When the horse began jumping and kicking its way through the crowd, frightened by a poorly placed Whip-It, I turned.
Crowds parted, the horse’s haunches appeared above the heads of frightened onlookers who scooped up their children and ran. People screamed. The horse itself was terrible and beautiful, a force unleashed, a feeling not unlike my own adolescence, something that had been contained and was now launching out of me. It’s tossed mane and arched back shocked me, drew me out of myself, made me take pause. In the space between breaths, I watched the horse unfold itself, like an exhale, or a sigh, and knew it felt free, if only for a moment.

Monday, February 2, 2009

An Interesting Proposition

I was sitting on a milk crate outside the bar, reading, waiting for my shift to start when a man I know from way back, a family friend, my childhood best friend's older brother, greets me. He has a stack of small newspapers in his hand. He's been putting together a local paper that focuses on businesses and the community in my home town. He wants to know if I will write for it. He wants some shorty shorts to fill the pages. Kind of a Garrison-Keillor-Prairie-Home-Companion slice of life segment that will appear in the pages monthly.

I have to say that I'm intrigued by the deal. Intrigued at the idea of writing 250-500 word short stories that could possibly be serials, possible standalone. It would be a good exercise, an assignment in brevity. I'll have to try it out in the coming days and see if I can possibly make something happen.

It's weird how these things come about, these opportunities to write, to put the work out there. Plus, he said he would pay me $100 a month for my segment. A PAYING OPPORTUNITY! I have to get my ass in gear.

Sunday, February 1, 2009

The Drunkening

I behaved like a fool last night. My wife threw a party for me for my birthday and everyone showed up late. In the space between when people were due to arrive and when they did (an hour and a half), I started my first cocktail.

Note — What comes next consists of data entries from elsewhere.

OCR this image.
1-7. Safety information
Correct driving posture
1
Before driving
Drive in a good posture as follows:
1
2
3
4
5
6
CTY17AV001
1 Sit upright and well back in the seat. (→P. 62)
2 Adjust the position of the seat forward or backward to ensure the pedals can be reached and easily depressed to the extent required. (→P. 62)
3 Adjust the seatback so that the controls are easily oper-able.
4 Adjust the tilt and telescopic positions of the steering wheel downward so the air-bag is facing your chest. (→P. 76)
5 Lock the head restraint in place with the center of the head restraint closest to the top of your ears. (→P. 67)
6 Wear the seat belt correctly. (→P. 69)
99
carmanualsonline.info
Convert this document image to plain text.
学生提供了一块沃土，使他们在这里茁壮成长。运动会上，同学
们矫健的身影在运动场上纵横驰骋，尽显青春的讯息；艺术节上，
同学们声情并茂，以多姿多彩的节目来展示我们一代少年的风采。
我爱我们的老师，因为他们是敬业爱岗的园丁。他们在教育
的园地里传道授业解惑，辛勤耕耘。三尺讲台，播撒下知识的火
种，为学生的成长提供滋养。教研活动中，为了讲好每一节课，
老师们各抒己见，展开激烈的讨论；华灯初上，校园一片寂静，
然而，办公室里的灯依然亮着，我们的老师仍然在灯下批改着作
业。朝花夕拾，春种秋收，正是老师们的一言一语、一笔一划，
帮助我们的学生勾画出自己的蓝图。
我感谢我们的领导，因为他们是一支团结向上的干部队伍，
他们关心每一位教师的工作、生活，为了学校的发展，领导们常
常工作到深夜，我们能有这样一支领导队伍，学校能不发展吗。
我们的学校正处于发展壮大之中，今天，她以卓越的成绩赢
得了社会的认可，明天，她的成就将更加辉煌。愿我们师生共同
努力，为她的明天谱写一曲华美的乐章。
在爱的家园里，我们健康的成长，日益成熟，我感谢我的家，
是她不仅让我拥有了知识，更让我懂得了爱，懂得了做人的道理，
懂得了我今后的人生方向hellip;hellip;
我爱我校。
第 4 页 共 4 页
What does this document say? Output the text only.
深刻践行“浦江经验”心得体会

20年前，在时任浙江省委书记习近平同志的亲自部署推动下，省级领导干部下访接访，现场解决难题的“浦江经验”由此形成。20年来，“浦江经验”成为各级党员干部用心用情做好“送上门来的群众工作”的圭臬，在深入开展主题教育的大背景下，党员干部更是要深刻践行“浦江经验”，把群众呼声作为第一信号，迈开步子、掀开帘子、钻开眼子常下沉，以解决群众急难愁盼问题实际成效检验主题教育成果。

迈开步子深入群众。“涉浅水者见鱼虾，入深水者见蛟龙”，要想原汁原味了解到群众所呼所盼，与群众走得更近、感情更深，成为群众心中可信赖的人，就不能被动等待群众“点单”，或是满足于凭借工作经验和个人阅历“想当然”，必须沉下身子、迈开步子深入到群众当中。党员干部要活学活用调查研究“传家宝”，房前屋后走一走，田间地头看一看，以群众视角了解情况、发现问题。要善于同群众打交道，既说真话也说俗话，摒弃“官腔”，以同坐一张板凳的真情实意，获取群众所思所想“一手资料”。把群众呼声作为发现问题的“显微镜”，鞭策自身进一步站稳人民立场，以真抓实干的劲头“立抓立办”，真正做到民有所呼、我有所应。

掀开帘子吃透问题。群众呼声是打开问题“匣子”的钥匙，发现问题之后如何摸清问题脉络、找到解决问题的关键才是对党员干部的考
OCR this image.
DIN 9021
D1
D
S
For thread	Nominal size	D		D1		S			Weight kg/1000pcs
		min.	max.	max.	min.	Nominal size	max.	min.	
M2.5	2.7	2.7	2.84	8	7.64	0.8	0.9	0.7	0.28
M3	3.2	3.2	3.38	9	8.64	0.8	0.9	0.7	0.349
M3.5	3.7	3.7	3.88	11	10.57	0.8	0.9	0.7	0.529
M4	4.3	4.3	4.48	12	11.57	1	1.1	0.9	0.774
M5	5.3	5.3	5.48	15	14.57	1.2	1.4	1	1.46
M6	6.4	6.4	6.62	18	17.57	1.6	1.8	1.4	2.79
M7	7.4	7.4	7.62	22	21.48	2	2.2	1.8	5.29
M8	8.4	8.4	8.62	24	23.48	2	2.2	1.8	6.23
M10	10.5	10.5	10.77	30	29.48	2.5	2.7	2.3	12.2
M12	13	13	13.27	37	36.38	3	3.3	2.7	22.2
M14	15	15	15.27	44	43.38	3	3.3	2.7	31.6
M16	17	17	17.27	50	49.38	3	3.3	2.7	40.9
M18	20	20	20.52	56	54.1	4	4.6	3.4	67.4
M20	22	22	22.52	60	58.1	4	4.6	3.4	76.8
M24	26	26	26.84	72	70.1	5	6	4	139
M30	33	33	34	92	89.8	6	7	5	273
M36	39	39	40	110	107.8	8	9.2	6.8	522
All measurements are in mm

The evening went fine, people did show up, and we had a nice dinner with good friends. I never stopped making cocktails though. In the end, I went to the bar I work at and had more beers and a couple of shots. The night feels like a blur. I couldn't even hold a coherent conversation, or at least I don't feel like I did.

I'm not accustomed to drinking like that and I've felt like shit all day. I'm going to have to go to work in an hour and see my coworkers. I really hope I didn't do anything dumb. If I did, I'm sure I'll hear about it.

Oh, well, let's just chalk it up to blowing off steam.